Nelson Mandela, who died Thursday at age 95, was more than a revered, transformational figure for South Africans. He became a pivotal figure in world history — and won the Nobel Peace Prize — by leading the movement to end white minority rule in his country and becoming its first black president.
He was also an important influence on the man who would make history thousands of miles away by becoming the first black president of the United States. Barack Obama, the son of a Kenyan father, has cited Mandela as a personal inspiration and the struggle against apartheid as one reason he went into politics. Obama’s first speech was in college at an anti-apartheid rally.
Despite serving 27 years in prison under apartheid, Mandela exuded a saintly aura of nobility and forgiveness. While many political movements are built around a charismatic leader, Mandela didn’t court the spotlight. In prison, he spent much of his time writing letters that had to pass through censors, carefully building relationships and laying the groundwork for overthrowing South Africa’s white minority rule.
From prison, he served as symbol for the country’s oppression. Finally, pressure exerted by economic sanctions and civil strife led to his release in 1990. He worked with the white president, F.W. de Klerk to abolish apartheid and hold democratic elections.
Mandela won the presidency — and formed a Government of National Unity with de Klerk as his deputy.

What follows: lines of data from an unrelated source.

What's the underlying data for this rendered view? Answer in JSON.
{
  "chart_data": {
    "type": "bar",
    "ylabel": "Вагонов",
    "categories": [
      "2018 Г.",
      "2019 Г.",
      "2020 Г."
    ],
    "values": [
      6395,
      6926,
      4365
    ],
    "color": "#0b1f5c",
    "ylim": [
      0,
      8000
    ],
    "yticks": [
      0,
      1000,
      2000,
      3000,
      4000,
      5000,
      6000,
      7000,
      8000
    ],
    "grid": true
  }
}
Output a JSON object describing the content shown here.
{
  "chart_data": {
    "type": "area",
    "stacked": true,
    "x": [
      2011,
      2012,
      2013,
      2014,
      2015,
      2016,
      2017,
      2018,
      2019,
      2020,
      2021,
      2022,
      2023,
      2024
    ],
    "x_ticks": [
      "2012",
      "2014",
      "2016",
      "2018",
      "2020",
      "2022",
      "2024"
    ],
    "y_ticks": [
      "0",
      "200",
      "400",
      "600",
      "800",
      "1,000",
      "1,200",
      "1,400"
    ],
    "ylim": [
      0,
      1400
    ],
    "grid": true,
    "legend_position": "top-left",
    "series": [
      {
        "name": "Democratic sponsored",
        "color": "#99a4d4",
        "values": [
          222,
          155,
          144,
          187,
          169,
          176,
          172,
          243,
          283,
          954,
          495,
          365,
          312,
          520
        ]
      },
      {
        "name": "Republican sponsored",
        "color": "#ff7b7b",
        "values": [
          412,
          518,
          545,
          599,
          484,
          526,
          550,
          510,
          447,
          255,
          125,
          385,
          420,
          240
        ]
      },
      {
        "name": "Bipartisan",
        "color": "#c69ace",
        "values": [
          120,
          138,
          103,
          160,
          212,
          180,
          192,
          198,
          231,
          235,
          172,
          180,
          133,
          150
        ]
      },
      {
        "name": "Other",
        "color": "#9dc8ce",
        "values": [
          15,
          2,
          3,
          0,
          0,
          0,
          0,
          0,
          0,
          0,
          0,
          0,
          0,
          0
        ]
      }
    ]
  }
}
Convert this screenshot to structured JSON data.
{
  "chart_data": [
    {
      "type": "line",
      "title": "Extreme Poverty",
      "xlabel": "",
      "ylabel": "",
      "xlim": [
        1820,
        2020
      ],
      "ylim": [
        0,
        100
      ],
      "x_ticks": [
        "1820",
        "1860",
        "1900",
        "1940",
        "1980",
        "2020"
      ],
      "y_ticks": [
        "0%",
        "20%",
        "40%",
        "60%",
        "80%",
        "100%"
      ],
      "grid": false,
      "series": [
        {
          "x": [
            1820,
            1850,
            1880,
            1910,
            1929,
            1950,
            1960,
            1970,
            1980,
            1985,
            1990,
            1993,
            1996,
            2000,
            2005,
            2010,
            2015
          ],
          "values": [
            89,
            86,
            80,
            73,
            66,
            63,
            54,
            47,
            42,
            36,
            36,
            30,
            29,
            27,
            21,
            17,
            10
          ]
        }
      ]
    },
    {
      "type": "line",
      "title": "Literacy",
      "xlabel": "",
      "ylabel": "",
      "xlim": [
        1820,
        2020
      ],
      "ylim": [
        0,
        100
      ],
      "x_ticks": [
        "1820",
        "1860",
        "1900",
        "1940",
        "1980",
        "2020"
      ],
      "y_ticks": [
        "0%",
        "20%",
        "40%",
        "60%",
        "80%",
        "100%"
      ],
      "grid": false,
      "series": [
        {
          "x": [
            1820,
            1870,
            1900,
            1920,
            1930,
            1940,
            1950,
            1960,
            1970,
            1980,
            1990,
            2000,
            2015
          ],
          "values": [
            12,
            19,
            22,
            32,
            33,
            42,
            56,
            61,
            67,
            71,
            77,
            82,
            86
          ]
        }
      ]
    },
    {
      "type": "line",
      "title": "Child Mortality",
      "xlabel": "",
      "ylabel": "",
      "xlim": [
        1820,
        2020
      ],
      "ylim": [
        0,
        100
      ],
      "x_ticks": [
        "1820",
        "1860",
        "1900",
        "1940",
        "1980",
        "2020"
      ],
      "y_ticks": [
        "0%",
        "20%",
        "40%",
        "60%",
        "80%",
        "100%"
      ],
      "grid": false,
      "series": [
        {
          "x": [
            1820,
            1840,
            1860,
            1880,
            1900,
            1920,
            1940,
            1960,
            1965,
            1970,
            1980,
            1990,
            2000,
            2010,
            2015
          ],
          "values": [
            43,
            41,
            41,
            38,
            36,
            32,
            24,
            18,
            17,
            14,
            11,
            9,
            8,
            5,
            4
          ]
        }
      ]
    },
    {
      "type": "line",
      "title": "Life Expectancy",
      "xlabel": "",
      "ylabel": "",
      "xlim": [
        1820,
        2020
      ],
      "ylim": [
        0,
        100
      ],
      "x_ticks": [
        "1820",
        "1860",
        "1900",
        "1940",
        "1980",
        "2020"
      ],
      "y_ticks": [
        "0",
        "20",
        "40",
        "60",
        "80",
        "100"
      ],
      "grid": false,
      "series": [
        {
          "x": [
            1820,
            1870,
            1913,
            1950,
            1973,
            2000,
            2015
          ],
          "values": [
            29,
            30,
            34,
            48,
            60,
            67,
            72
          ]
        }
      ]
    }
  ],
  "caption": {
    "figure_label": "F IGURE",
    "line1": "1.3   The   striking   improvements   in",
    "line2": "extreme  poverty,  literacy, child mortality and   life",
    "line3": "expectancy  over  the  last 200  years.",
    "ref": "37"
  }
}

As the father of a new South Africa, Mandela probably could have been president for life. Instead, like George Washington, he declined. He served five years, then retired to fight poverty and AIDS through his charitable foundation.
Mandela was able to accomplish what many at the time thought impossible: He led his country — once blighted with the worst sort of racial discrimination — in a peaceful transition to democracy. Then he worked with his former oppressors to create the new South Africa. Unlike in other countries where the multitude rose violently to take power, the feared retaliatory bloodbath never happened, thanks in large part to Mandela’s quiet leadership and insistence that the races must co-exist in peace.
One only has to look at the recent tumult surrounding other nations’ tentative steps toward democracy to comprehend just how extraordinary was Mandela’s feat. He much deserved the 1993 Nobel Peace Prize.
Mandela was more than a great African leader. As President Obama put it, Mandela was “a hero for all the world.”